Friday, 1 April 2016

Now available in paperback and on Kindle

Friday has come around again and I'm trying to get back into posting on Fridays, which has got a bit disrupted of late with our holiday and then the Easter break.

Time flies, doesn't it? It's just over two weeks now until the official publication date for Back Home. I'm very excited about it.

Back Home is different from my previous books because it isn't based around a particular historical event. It's set mainly in London in 1859, a year which is easily overlooked by most history books. But the mid-19th century was an exciting time in London. Before 1860, London had more in common with the world of the 18th century than it does with the London of today, but this was a time of rapid change, with modern London beginning to emerge. Back Home tries to capture some of the spirit of the London of that time - a city in transition. It was a time of uncertainty and rapid social change and, as is common in such circumstances, a time of social and political unrest. Karl Marx and his Communists were meeting in Great Windmill Street and the Chartists were seen as a threat to public order.

John Williamson has come back to England after a lifetime in the Far East.
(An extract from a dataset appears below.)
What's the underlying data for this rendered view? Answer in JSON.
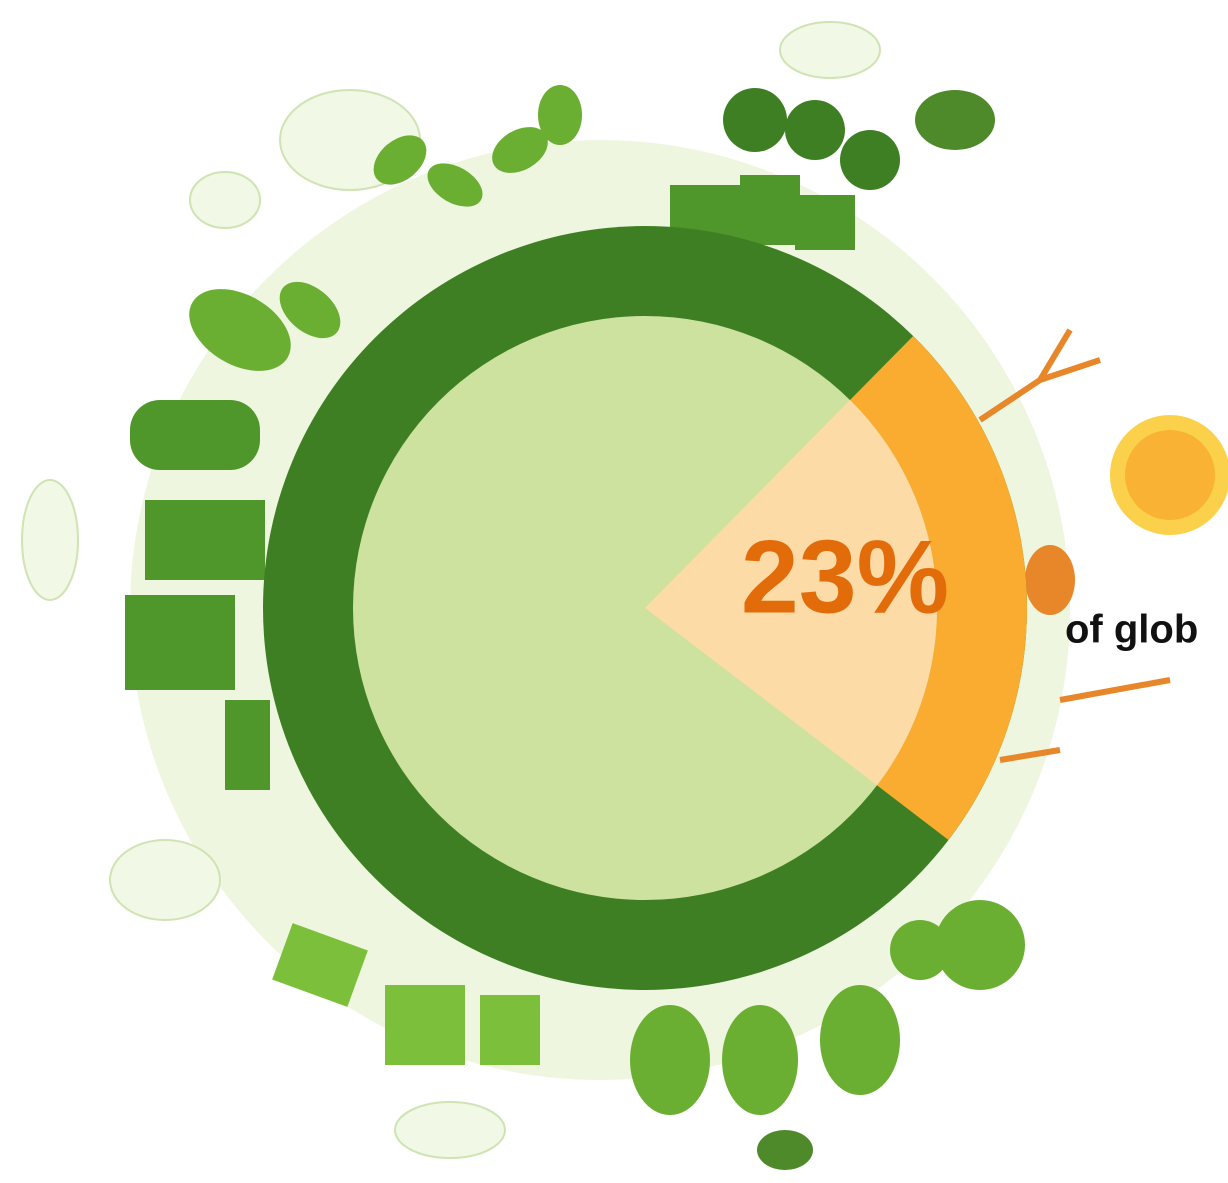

In his previous adventures, The White Rajah and Cawnpore, I wrote about colonialism. My view is that the modern notion that colonialism was an unalloyed evil is simplistic, to put it mildly. But the relationship between those with all the power and those with none is always going to end up damaging both. Back in London, Williamson thinks that he has left the violence of the struggles between the powerful and the powerless back in Asia. He learns that the same divisions exist in his own country and that they can lead to bloody battles even in the heart of the capital.

Back Home is an adventure story with criminals and plots and fights and, yes, John Williamson again tries to find love, but there is politics in it too. It's probably the only story you'll read this year that includes detailed instructions for forging sovereigns and a discussion of Marx's Critique of Political Economy. (Don't worry: it's a very short discussion.)

If you've read the previous books about John Williamson, I hope you will find this a fitting end to his adventures. If you haven't, I hope you'll enjoy a story that stands alone, even if you don't know the character and his past. (Perhaps you will even decide to read one of the other stories - I recommend Cawnpore.) Over three books I have grown close to Williamson and I wanted to see him off in style. I hope Back Home has done that.